Krawczyk, et. al. Informational [Page 1] RFC 2104 HMAC February 1997

 HMAC can be used in combination with any iterated cryptographic hash
 function. MD5 and SHA-1 are examples of such hash functions. HMAC
 also uses a secret key for calculation and verification of the
 message authentication values. The main goals behind this
 construction are
  • To use, without modifications, available hash functions.

In particular, hash functions that perform well in software,

   and for which code is freely and widely available.
  • To preserve the original performance of the hash function without

incurring a significant degradation.

  • To use and handle keys in a simple way.
  • To have a well understood cryptographic analysis of the strength of

the authentication mechanism based on reasonable assumptions on the

   underlying hash function.
  • To allow for easy replaceability of the underlying hash function in

case that faster or more secure hash functions are found or

   required.
 This document specifies HMAC using a generic cryptographic hash
 function (denoted by H). Specific instantiations of HMAC need to
 define a particular hash function. Current candidates for such hash
 functions include SHA-1 [SHA], MD5 [MD5], RIPEMD-128/160 [RIPEMD].
 These different realizations of HMAC will be denoted by HMAC-SHA1,
 HMAC-MD5, HMAC-RIPEMD, etc.
 Note: To the date of writing of this document MD5 and SHA-1 are the
 most widely used cryptographic hash functions. MD5 has been recently
 shown to be vulnerable to collision search attacks [Dobb].  This
 attack and other currently known weaknesses of MD5 do not compromise
 the use of MD5 within HMAC as specified in this document (see
 [Dobb]); however, SHA-1 appears to be a cryptographically stronger
 function. To this date, MD5 can be considered for use in HMAC for
 applications where the superior performance of MD5 is critical.   In
 any case, implementers and users need to be aware of possible
 cryptanalytic developments regarding any of these cryptographic hash
 functions, and the eventual need to replace the underlying hash
 function. (See section 6 for more information on the security of
 HMAC.)

Krawczyk, et. al. Informational [Page 2] RFC 2104 HMAC February 1997

2. Definition of HMAC

 The definition of HMAC requires a cryptographic hash function, which
 we denote by H, and a secret key K. We assume H to be a cryptographic
 hash function where data is hashed by iterating a basic compression
 function on blocks of data.   We denote by B the byte-length of such
 blocks (B=64 for all the above mentioned examples of hash functions),
 and by L the byte-length of hash outputs (L=16 for MD5, L=20 for
 SHA-1).  The authentication key K can be of any length up to B, the
 block length of the hash function.  Applications that use keys longer
 than B bytes will first hash the key using H and then use the
 resultant L byte string as the actual key to HMAC. In any case the
 minimal recommended length for K is L bytes (as the hash output
 length).
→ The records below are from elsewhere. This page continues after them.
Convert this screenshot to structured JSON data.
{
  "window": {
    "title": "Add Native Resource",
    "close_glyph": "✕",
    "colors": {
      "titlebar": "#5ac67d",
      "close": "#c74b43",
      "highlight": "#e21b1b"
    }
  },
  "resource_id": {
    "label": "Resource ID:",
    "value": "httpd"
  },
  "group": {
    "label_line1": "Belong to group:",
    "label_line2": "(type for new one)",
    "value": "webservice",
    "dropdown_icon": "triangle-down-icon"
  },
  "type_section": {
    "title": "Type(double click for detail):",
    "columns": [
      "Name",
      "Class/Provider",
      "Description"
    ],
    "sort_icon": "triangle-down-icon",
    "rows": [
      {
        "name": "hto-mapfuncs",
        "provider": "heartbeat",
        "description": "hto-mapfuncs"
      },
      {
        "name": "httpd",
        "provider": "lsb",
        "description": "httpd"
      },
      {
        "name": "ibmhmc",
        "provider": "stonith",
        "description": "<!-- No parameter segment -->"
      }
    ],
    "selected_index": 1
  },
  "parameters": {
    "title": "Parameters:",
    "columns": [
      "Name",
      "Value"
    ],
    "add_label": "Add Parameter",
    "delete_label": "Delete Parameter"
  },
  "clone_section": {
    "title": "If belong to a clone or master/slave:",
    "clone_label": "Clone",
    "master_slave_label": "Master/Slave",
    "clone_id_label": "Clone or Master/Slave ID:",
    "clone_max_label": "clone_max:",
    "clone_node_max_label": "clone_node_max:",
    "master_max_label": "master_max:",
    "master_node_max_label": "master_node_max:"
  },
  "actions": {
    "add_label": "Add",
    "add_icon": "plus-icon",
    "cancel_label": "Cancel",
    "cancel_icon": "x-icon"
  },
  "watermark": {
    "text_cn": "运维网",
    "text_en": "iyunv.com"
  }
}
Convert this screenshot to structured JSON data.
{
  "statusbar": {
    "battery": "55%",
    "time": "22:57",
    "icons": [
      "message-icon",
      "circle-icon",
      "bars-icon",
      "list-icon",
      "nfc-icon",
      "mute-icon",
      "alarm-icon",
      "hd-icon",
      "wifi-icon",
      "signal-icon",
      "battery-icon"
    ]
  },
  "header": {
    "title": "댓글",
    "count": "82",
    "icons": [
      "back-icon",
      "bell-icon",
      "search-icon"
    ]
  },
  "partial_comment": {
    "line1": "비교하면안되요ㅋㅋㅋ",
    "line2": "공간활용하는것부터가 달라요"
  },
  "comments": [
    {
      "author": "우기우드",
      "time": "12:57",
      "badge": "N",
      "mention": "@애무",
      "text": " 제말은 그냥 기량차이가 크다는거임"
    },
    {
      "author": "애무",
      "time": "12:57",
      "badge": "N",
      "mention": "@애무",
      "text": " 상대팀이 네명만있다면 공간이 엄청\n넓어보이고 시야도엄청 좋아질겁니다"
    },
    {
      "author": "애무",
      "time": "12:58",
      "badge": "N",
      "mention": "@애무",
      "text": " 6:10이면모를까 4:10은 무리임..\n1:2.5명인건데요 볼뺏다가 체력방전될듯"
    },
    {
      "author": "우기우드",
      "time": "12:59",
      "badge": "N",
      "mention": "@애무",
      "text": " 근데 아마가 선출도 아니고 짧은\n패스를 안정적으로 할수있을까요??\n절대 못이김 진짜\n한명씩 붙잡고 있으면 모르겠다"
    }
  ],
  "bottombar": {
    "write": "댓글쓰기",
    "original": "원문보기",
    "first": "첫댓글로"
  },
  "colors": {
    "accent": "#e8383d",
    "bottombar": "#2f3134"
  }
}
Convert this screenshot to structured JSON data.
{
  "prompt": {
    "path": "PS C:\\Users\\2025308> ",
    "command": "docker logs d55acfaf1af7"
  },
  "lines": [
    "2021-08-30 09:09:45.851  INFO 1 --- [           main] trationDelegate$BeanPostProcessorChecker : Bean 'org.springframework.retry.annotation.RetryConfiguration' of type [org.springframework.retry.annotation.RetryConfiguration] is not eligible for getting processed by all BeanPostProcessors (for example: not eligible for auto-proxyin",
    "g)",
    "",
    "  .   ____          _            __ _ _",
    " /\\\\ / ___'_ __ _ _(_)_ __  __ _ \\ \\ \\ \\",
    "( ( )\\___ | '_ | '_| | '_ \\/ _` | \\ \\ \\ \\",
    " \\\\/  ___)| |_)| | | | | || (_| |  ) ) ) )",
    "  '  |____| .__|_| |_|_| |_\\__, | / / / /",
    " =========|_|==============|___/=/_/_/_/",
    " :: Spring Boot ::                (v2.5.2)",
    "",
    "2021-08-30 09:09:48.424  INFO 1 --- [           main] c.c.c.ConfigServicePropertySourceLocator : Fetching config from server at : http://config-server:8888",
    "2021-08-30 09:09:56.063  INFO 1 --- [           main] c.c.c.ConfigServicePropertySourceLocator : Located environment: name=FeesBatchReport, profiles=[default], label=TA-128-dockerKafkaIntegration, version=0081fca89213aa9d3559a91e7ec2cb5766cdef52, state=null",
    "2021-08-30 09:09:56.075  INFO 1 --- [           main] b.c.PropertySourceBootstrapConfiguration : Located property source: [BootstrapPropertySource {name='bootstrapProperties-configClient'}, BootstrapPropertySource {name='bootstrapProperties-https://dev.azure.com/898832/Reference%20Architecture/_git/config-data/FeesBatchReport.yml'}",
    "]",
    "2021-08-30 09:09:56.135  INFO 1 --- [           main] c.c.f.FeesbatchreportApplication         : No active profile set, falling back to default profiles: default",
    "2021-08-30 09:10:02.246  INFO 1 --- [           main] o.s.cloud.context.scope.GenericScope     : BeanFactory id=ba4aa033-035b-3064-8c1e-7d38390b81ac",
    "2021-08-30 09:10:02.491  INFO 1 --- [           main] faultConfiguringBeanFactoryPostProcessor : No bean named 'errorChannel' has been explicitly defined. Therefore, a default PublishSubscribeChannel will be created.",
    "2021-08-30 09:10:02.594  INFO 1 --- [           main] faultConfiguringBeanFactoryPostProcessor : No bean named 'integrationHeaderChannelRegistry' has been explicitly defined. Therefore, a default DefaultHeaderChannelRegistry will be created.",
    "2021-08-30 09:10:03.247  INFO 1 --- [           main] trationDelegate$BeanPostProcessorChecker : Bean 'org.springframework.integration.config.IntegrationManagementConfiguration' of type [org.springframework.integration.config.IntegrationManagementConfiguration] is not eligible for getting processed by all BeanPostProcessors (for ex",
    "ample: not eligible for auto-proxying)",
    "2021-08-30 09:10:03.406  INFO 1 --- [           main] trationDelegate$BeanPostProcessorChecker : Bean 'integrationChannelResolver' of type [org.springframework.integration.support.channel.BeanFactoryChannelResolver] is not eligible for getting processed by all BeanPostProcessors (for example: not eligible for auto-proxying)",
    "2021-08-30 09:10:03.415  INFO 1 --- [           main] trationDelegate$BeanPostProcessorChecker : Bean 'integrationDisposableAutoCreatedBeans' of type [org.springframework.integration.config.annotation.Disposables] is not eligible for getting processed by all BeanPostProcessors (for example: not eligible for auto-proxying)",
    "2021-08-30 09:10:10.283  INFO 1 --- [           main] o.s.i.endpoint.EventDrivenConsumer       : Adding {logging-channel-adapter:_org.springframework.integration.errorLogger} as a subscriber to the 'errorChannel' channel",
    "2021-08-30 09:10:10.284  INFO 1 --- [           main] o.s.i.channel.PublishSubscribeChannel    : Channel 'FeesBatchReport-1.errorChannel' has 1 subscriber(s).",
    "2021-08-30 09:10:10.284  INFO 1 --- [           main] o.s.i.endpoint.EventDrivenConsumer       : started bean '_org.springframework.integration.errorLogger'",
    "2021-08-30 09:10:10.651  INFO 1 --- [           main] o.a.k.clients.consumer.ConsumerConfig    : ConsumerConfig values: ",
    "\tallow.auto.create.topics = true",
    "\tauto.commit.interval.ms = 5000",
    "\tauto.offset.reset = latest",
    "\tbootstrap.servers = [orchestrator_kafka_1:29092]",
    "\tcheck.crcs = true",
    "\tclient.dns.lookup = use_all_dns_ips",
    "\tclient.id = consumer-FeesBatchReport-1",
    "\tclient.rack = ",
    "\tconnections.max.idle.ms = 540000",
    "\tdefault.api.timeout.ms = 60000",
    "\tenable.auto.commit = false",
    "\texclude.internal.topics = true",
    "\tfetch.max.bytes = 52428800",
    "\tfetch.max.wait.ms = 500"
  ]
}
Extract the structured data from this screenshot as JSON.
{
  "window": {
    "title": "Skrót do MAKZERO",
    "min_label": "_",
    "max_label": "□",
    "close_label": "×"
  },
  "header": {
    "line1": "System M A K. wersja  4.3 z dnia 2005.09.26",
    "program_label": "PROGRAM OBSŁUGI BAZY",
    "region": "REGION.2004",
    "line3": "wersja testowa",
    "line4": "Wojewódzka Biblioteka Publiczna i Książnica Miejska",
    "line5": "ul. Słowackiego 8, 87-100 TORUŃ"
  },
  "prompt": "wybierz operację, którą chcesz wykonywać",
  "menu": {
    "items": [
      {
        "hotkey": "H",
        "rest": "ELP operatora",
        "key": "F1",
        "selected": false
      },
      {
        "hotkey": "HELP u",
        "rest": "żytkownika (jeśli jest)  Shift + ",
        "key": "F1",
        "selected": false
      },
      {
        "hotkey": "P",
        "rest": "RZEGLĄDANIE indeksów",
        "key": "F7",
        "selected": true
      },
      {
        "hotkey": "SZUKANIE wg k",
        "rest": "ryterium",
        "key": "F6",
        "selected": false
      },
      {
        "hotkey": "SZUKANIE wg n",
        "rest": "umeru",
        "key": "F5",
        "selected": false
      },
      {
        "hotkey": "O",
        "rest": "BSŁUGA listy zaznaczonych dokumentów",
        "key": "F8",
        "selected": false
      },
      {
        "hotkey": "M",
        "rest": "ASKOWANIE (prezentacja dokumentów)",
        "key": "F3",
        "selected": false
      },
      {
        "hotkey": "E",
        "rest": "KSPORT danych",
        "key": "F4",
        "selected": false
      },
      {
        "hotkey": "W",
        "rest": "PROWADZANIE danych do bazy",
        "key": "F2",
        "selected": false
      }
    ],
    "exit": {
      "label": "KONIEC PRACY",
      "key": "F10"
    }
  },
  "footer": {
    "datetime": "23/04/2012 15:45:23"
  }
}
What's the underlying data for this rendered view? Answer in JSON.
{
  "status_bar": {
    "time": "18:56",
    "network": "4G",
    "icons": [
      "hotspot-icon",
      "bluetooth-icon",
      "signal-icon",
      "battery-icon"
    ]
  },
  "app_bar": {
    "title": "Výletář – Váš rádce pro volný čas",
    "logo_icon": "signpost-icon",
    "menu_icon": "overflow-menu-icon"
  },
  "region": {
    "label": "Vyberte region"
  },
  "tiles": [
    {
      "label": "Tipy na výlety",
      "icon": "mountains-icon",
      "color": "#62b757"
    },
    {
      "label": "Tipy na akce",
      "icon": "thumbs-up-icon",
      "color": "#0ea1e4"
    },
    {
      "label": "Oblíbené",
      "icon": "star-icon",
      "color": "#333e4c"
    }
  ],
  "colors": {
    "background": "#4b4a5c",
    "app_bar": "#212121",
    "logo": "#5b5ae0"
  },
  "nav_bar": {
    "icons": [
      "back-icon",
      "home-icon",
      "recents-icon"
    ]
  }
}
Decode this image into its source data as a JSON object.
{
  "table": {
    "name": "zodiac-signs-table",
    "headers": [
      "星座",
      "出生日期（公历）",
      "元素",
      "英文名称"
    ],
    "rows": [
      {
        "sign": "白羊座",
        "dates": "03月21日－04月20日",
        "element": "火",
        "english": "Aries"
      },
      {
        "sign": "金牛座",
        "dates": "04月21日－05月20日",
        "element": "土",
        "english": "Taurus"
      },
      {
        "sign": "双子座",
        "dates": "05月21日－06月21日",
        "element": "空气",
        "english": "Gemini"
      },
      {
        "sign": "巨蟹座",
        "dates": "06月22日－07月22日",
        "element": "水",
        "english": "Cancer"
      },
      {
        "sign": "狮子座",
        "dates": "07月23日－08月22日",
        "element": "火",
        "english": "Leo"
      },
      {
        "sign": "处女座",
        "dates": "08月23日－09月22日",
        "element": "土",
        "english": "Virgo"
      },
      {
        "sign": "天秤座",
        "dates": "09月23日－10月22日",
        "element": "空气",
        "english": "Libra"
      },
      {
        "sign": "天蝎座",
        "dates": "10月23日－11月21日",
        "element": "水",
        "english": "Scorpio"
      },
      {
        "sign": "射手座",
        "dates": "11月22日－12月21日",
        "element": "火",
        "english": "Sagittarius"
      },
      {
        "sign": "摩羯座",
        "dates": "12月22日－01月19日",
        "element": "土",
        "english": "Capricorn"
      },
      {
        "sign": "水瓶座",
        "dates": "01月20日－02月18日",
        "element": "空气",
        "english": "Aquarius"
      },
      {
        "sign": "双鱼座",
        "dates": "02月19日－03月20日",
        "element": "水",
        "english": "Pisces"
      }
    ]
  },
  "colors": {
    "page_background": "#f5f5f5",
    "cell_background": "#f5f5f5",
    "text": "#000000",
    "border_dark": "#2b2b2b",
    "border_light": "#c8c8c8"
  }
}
See section 3 for more information on keys.
 We define two fixed and different strings ipad and opad as follows
 (the 'i' and 'o' are mnemonics for inner and outer):
                 ipad = the byte 0x36 repeated B times
                opad = the byte 0x5C repeated B times.
 To compute HMAC over the data `text' we perform
                  H(K XOR opad, H(K XOR ipad, text))
 Namely,
  (1) append zeros to the end of K to create a B byte string
      (e.g., if K is of length 20 bytes and B=64, then K will be
       appended with 44 zero bytes 0x00)
  (2) XOR (bitwise exclusive-OR) the B byte string computed in step
      (1) with ipad
  (3) append the stream of data 'text' to the B byte string resulting
      from step (2)
  (4) apply H to the stream generated in step (3)
  (5) XOR (bitwise exclusive-OR) the B byte string computed in
      step (1) with opad
  (6) append the H result from step (4) to the B byte string
      resulting from step (5)
  (7) apply H to the stream generated in step (6) and output
      the result
 For illustration purposes, sample code based on MD5 is provided as an
 appendix.

Krawczyk, et. al. Informational [Page 3] RFC 2104 HMAC February 1997

3. Keys

 The key for HMAC can be of any length (keys longer than B bytes are
 first hashed using H).  However, less than L bytes is strongly
 discouraged as it would decrease the security strength of the
 function.  Keys longer than L bytes are acceptable but the extra
 length would not significantly increase the function strength. (A
 longer key may be advisable if the randomness of the key is
 considered weak.)
 Keys need to be chosen at random (or using a cryptographically strong
 pseudo-random generator seeded with a random seed), and periodically
 refreshed.  (Current attacks do not indicate a specific recommended
 frequency for key changes as these attacks are practically
 infeasible.  However, periodic key refreshment is a fundamental
 security practice that helps against potential weaknesses of the
 function and keys, and limits the damage of an exposed key.)

4. Implementation Note

 HMAC is defined in such a way that the underlying hash function H can
 be used with no modification to its code. In particular, it uses the
 function H with the pre-defined initial value IV (a fixed value
 specified by each iterative hash function to initialize its
 compression function).  However, if desired, a performance
 improvement can be achieved at the cost of (possibly) modifying the
 code of H to support variable IVs.
 The idea is that the intermediate results of the compression function
 on the B-byte blocks (K XOR ipad) and (K XOR opad) can be precomputed
 only once at the time of generation of the key K, or before its first
 use. These intermediate results are stored and then used to
 initialize the IV of H each time that a message needs to be
 authenticated.  This method saves, for each authenticated message,
 the application of the compression function of H on two B-byte blocks
 (i.e., on (K XOR ipad) and (K XOR opad)). Such a savings may be
 significant when authenticating short streams of data.  We stress
 that the stored intermediate values need to be treated and protected
 the same as secret keys.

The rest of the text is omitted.